L’air vif et froid qui, par-dessus les immenses Barrens, lui arrivait de l’Arctique, les myriades d’étoiles qui luisaient au-dessus de sa tête dans le vaste ciel, le bonheur enfin de la liberté reconquise, lui avaient rendu toute son assurance et excitaient encore l’élasticité de sa course.

Il galopait droit devant lui, comme un chien qui suit, sans que rien ne l’en détourne, la piste de son maître.

Contournant Red Gold City et tournant le dos au Grand Lac de l’Esclave, il coupa court à travers bois et buissons, plaines, marécages et crêtes rocheuses, en se dirigeant vers le Fleuve Mac Farlane. Lorsqu’il l’eut atteint, il entreprit aussitôt d’en remonter le cours, quarante milles durant. Il ne doutait point que, de même que Louve Grise l’avait souvent attendu, elle ne l’attendît encore, à la même place, sur la berge où lui-même avait été capturé.

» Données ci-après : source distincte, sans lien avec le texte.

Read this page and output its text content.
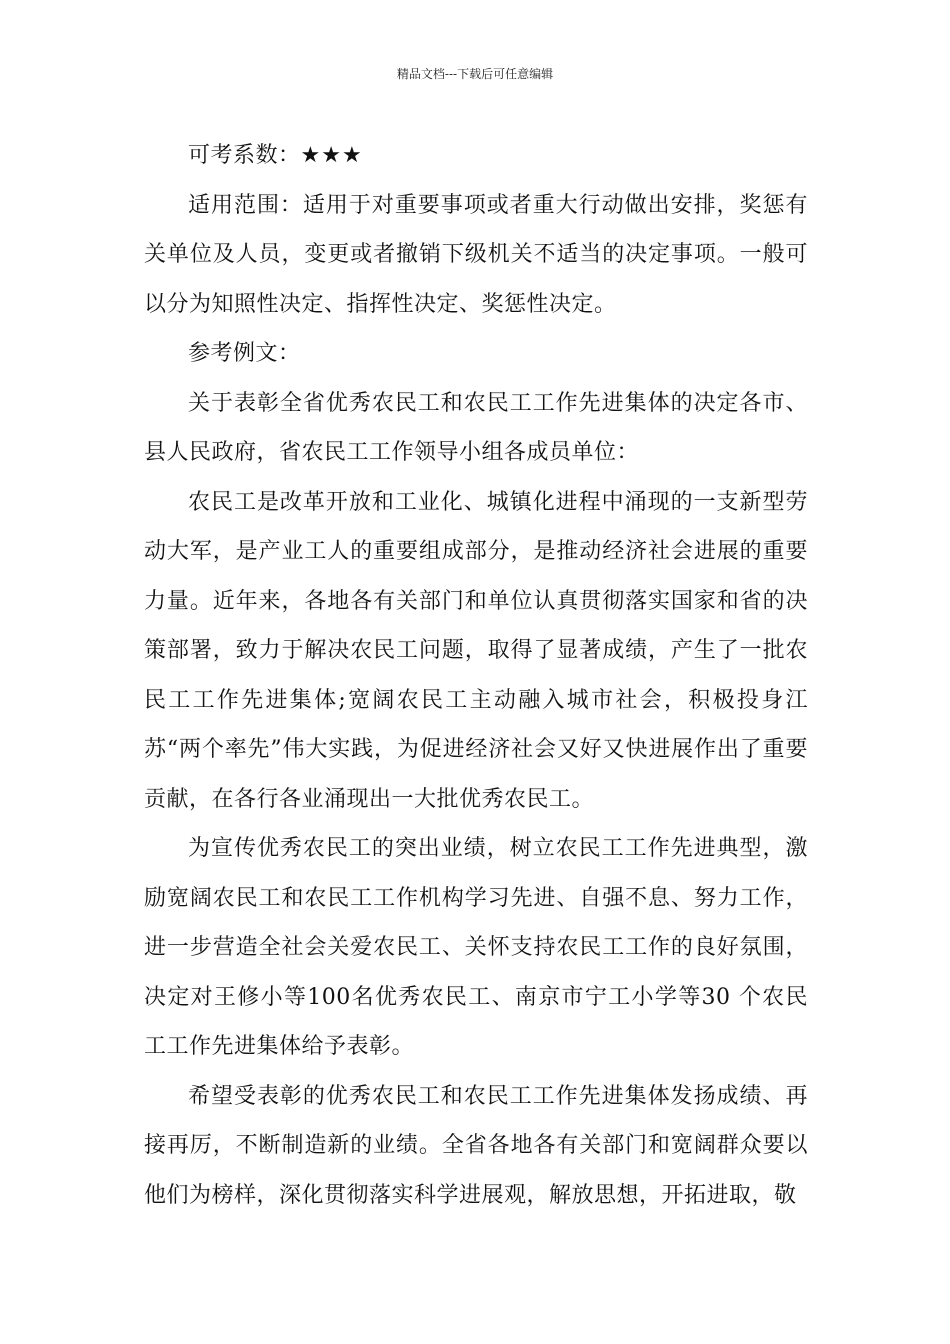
精品文档---下载后可任意编辑

可考系数：★★★

适用范围：适用于对重要事项或者重大行动做出安排，奖惩有关单位及人员，变更或者撤销下级机关不适当的决定事项。一般可以分为知照性决定、指挥性决定、奖惩性决定。

参考例文：

关于表彰全省优秀农民工和农民工工作先进集体的决定各市、县人民政府，省农民工工作领导小组各成员单位：

农民工是改革开放和工业化、城镇化进程中涌现的一支新型劳动大军，是产业工人的重要组成部分，是推动经济社会进展的重要力量。近年来，各地各有关部门和单位认真贯彻落实国家和省的决策部署，致力于解决农民工问题，取得了显著成绩，产生了一批农民工工作先进集体;宽阔农民工主动融入城市社会，积极投身江苏“两个率先”伟大实践，为促进经济社会又好又快进展作出了重要贡献，在各行各业涌现出一大批优秀农民工。

为宣传优秀农民工的突出业绩，树立农民工工作先进典型，激励宽阔农民工和农民工工作机构学习先进、自强不息、努力工作，进一步营造全社会关爱农民工、关怀支持农民工工作的良好氛围，决定对王修小等100名优秀农民工、南京市宁工小学等30 个农民工工作先进集体给予表彰。

希望受表彰的优秀农民工和农民工工作先进集体发扬成绩、再接再厉，不断制造新的业绩。全省各地各有关部门和宽阔群众要以他们为榜样，深化贯彻落实科学进展观，解放思想，开拓进取，敬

Au lever du jour, il était arrivé à son but, plein d’espoir et de confiance. Il regarda autour de lui, en cherchant sa compagne, et il gémissait doucement, et remuait la queue. Louve Grise n’était point là.

Il s’assit sur son derrière et lança dans l’air son appel du mâle. Nulle voix ne lui répondit. Il se mit alors à flairer et à chercher partout.

Mille pistes s’entre-croisaient et, toute la journée, il les suivit à tour de rôle. Toujours sans succès. Aussi vainement il renouvela, plusieurs fois, son appel.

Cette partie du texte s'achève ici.